Accueil du site > Séances et Manifestations > Les séances du vendredi > Séances 2019 > Décembre 2019

Séance du 20 décembre 2019

– Note d’information de M. François-Xavier Dillmann, correspondant français de l’Académie : « Une acquisition récente de la Bibliothèque royale de Stockholm » .
« Les annotations de l’archevêque Olaus Magnus dans un exemplaire des Gesta Danorum de Saxo Grammaticus. À propos d’une acquisition récente de la Bibliothèque royale de Stockholm ».

- Communication de M. Pierfrancesco Callieri, professeur à l’Université de Bologne, et M. Alireza Askari Chaverdi, professeur associé à l’Université de Shiraz (Iran), directeurs de la mission irano-italienne de Persépolis, sous le patronage de M. Henri-Paul FRANCFORT.
Titre : « Dernières recherches sur le site proto-achéménide de Tol-e Ajori (Fars, Iran) ».

Résumé  : Le monument de Tol-e Ajori, situé à 3,5 km à l’ouest de Persépolis dans la province iranienne du Fars, attire depuis quelques années l’attention des chercheurs du monde entier pour son caractère exceptionnel. Le projet est arrivé à l’automne 2018 à la fin des fouilles prévues, limitées à environ la moitié de la surface totale. Les conséquences de l’embargo occidental sur les relations économiques et commerciales avec la République islamique d’Iran ont conduit, en raison de la crise économique, à l’arrêt de la plupart des initiatives les plus coûteuses dans le domaine de la conservation des biens culturels, y compris la construction d’une toiture permanente, condition indispensable de la présentation et de la mise en valeur des vestiges architecturaux mis au jour à Tol-e Ajori.
Pourtant, l’inachèvement de la phase préparatoire de présentation muséale n’a pas empêché la poursuite de l’étude en vue de la publication du rapport final des fouilles. Celle-ci comporte la définition d’une chronologie du site fondée sur la corrélation entre les différentes phases de la stratigraphie de chaque tranchée.
La compréhension de la nature et de la fonction de ce bâtiment monumental ont progressé et il est aujourd’hui possible de confirmer son interprétation comme une porte monumentale, bâtie selon une tradition mésopotamienne et élamite, en briques crues et briques cuites, avec une face extérieure décorée en briques glaçurées. Le plan du bâtiment a été identifié comme une copie en grandes dimensions de la Porte d’Ishtar de Babylone. Les motifs décoratifs et figuratifs répètent avec fidélité ceux de Babylone, aujourd’hui visibles à Berlin au Pergamonmuseum, avec des panneaux représentant des animaux fantastiques, tels que le taureau ou encore le dragon-serpent mésopotamien mushkhushshu ; ce dernier n’ayant jusqu’ici jamais été observé dans l’art connu des Achéménides.
Bien que l’on manque de données décisives pour une définition précise de sa chronologie, il est aujourd’hui de plus en plus acceptable de dater cette Porte avant le début de la construction de la Terrasse de Persépolis.

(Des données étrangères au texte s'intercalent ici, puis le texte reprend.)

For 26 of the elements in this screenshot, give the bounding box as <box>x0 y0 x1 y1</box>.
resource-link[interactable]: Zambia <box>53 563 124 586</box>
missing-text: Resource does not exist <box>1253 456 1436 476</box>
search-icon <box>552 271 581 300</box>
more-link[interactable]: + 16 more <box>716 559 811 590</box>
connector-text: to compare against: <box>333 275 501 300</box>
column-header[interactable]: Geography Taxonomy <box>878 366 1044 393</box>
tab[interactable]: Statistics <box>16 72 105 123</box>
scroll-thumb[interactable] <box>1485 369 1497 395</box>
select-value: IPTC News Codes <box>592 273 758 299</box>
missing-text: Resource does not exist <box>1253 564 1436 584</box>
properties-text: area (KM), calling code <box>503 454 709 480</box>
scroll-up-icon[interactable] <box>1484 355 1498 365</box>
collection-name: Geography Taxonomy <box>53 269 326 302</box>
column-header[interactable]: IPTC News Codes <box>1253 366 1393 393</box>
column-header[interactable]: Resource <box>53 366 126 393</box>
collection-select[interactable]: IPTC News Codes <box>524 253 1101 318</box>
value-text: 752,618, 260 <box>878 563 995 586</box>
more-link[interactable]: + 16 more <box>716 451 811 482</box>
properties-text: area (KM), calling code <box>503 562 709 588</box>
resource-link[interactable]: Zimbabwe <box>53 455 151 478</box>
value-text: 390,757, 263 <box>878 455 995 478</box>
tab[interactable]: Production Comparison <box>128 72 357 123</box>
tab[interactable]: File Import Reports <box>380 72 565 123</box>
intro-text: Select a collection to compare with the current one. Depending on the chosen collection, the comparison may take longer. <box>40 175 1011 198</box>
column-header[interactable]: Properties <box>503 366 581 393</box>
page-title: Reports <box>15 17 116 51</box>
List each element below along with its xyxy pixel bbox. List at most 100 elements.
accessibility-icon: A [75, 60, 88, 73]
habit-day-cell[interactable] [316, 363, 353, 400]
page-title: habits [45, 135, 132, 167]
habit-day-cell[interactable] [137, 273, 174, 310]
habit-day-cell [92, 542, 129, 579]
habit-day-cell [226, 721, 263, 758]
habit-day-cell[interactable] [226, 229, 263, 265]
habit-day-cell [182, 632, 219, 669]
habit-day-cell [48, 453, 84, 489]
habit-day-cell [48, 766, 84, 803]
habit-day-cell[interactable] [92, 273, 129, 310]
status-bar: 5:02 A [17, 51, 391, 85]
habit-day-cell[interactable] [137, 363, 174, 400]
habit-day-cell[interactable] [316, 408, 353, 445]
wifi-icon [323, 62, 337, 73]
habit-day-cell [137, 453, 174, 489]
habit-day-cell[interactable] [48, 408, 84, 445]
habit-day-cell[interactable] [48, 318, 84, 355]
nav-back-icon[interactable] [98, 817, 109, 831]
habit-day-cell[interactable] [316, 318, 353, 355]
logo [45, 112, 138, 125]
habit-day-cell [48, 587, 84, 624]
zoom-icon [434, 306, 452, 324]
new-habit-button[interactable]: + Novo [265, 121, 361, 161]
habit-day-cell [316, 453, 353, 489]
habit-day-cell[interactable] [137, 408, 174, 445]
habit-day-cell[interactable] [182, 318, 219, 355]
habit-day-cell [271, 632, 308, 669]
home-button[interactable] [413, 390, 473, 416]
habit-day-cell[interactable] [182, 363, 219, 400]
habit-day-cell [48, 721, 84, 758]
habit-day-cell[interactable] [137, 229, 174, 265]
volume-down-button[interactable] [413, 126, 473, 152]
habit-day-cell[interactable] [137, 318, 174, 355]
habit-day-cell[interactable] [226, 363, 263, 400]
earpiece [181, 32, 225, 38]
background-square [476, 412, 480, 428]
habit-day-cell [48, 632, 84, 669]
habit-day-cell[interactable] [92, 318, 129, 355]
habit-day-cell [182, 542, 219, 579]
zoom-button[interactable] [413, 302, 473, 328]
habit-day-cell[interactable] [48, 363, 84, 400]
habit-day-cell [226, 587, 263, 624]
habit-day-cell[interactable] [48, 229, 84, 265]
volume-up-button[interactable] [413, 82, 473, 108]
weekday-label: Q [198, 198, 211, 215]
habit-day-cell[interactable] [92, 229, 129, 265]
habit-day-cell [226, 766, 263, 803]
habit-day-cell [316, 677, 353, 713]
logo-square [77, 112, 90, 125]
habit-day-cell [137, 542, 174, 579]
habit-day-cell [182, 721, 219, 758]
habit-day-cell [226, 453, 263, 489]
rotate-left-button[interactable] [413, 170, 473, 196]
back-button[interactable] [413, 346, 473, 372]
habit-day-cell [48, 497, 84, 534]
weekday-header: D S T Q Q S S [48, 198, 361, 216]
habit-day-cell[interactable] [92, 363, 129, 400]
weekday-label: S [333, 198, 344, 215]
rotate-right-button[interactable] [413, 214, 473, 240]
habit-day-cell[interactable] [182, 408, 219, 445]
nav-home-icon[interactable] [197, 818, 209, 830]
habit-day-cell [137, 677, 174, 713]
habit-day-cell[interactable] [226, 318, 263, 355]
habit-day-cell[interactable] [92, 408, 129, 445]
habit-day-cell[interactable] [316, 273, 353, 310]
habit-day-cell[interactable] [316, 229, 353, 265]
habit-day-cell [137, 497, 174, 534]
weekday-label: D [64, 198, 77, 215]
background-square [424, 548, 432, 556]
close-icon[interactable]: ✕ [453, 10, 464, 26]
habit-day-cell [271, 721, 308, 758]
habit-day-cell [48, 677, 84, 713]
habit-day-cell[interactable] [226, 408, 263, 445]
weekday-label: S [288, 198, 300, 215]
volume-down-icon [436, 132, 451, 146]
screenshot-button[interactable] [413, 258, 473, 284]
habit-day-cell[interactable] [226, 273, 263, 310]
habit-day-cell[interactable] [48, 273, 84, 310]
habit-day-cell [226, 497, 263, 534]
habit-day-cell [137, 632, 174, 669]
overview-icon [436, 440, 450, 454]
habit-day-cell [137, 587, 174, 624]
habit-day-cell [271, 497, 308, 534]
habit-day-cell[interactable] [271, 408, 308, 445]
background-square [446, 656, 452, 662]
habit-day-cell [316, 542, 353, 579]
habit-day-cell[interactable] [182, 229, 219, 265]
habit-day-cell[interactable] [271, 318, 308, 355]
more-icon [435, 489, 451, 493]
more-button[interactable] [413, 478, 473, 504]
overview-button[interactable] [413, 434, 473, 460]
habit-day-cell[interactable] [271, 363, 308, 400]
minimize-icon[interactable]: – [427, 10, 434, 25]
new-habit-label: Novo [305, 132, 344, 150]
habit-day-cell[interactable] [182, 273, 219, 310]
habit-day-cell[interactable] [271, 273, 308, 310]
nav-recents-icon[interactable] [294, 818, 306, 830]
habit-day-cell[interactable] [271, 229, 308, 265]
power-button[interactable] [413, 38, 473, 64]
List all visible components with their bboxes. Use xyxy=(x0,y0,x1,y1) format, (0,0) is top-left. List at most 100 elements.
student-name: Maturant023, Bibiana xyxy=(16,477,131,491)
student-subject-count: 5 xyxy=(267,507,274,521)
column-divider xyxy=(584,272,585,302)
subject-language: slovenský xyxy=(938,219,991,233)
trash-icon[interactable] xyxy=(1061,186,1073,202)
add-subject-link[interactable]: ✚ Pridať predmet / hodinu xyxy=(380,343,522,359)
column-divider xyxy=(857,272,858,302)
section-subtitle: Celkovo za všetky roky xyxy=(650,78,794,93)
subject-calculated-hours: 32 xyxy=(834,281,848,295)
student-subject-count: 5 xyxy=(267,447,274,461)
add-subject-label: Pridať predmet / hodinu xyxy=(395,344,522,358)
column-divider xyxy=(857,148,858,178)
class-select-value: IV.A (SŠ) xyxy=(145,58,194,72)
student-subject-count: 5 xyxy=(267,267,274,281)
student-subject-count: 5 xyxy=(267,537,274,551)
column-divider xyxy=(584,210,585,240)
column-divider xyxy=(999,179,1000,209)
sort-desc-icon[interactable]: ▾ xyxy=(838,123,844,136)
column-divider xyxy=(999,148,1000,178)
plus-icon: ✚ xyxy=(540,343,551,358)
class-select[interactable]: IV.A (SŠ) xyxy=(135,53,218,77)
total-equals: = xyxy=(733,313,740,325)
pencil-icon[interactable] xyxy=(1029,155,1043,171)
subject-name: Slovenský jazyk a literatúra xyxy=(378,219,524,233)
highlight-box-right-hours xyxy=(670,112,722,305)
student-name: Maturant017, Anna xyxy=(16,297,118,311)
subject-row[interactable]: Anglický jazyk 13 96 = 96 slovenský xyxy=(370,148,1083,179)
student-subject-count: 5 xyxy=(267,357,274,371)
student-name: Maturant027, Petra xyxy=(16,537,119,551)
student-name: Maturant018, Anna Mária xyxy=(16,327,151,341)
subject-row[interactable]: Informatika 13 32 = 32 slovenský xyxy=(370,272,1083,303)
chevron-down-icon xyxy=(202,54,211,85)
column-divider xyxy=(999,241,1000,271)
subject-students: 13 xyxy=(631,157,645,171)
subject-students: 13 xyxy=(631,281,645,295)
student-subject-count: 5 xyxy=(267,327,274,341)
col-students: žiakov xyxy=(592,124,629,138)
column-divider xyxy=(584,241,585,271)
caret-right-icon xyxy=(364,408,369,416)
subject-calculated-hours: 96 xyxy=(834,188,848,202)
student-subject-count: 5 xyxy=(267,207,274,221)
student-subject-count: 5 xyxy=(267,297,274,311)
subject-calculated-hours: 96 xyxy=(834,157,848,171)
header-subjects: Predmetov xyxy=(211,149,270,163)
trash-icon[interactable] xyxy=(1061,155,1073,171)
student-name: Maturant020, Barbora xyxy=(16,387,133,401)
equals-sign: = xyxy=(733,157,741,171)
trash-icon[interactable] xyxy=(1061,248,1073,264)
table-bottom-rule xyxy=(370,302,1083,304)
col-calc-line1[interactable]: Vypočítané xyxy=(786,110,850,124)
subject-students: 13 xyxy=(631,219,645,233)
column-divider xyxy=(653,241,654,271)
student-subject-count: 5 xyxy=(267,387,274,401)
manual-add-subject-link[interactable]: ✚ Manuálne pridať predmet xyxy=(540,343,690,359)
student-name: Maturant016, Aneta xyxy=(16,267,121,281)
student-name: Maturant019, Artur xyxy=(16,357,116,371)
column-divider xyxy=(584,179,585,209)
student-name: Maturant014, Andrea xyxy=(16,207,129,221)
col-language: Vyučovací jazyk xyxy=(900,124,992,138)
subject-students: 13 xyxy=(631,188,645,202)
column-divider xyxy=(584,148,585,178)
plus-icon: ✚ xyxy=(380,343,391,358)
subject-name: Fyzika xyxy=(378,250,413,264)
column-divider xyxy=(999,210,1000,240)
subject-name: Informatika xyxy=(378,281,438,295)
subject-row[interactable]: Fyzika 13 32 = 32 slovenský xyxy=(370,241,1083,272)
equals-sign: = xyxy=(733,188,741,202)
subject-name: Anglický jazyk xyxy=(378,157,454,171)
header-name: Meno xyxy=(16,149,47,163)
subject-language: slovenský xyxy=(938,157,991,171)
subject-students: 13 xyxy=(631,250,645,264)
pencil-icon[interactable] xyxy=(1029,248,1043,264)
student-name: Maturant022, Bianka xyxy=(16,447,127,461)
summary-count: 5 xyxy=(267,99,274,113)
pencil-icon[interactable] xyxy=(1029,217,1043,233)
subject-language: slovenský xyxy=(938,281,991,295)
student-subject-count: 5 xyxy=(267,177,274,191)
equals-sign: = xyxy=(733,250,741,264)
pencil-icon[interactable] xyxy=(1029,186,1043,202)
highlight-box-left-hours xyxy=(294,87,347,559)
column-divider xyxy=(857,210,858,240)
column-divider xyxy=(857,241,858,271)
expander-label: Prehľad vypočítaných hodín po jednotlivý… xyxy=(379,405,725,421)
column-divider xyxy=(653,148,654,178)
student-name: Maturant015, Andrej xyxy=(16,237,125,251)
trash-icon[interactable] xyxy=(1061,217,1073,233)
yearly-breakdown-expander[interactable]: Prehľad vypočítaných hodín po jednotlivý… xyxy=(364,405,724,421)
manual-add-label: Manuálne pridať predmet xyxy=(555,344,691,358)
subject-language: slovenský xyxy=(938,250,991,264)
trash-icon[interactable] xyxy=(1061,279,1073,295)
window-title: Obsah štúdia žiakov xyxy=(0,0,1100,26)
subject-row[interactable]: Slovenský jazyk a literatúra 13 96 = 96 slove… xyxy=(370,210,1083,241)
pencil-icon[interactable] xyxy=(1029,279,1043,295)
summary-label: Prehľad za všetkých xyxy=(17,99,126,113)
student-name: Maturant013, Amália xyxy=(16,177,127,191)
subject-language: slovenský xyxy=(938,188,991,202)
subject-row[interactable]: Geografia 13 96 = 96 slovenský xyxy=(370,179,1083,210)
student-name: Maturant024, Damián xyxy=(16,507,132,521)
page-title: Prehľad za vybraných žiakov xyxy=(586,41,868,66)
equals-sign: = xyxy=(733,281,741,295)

Mots-clés  : Iran, Fars, achéménide, Babylone, briques


Abstract : The Tol-e Ajori monument, 3.5 km west of Persepolis in the Iranian province of Fars, which in recent years has attracted the attention of researchers from all over the world for its exceptional character, arrived in autumn 2018 at the end of the first phase of the activity, that of the planned excavations, limited to about half of the total surface of the monument. Unfortunately, the consequences of the Western embargo on economic and trade relations with the Islamic Republic of Iran have led, due to the economic crisis, to the discontinuation of most of the most costly initiatives in the field of cultural property, including the construction of the permanent roof over the site of Tol-e Ajori, a fundamental condition for the exhibition, conservation and museumization of the architectural remains uncovered there.
However, the unfinished preparation phase for the museum did not prevent the study from continuing with a view to publishing the final excavation report, which included the definition of a periodization of the site based on the correlation between the different phases in which the stratigraphy of each trench had been temporarily divided.
The understanding of the nature and function of this building has improved and it is now possible to confirm its interpretation as a monumental gate built in accordance with a Mesopotamian and Elamite tradition, in mud- and baked bricks, with an external face decorated with glazed bricks. The plan of the building has been identified as a copy in major dimensions of the Babylonian Ishtar Gate. The decorative and figurative motifs faithfully repeat those of Babylon, now visible at the Pergamonmuseum in Berlin, with panels depicting fantastic animals, such as the bull or the mushkhushshu Mesopotamian snake dragon, the latter having never before been observed in the art known to the Achaemenids.
Although there is a lack of decisive data for a precise definition of its chronology, it is now more and more acceptable to date the Gate before the start of the construction of the Persepolis Terrace.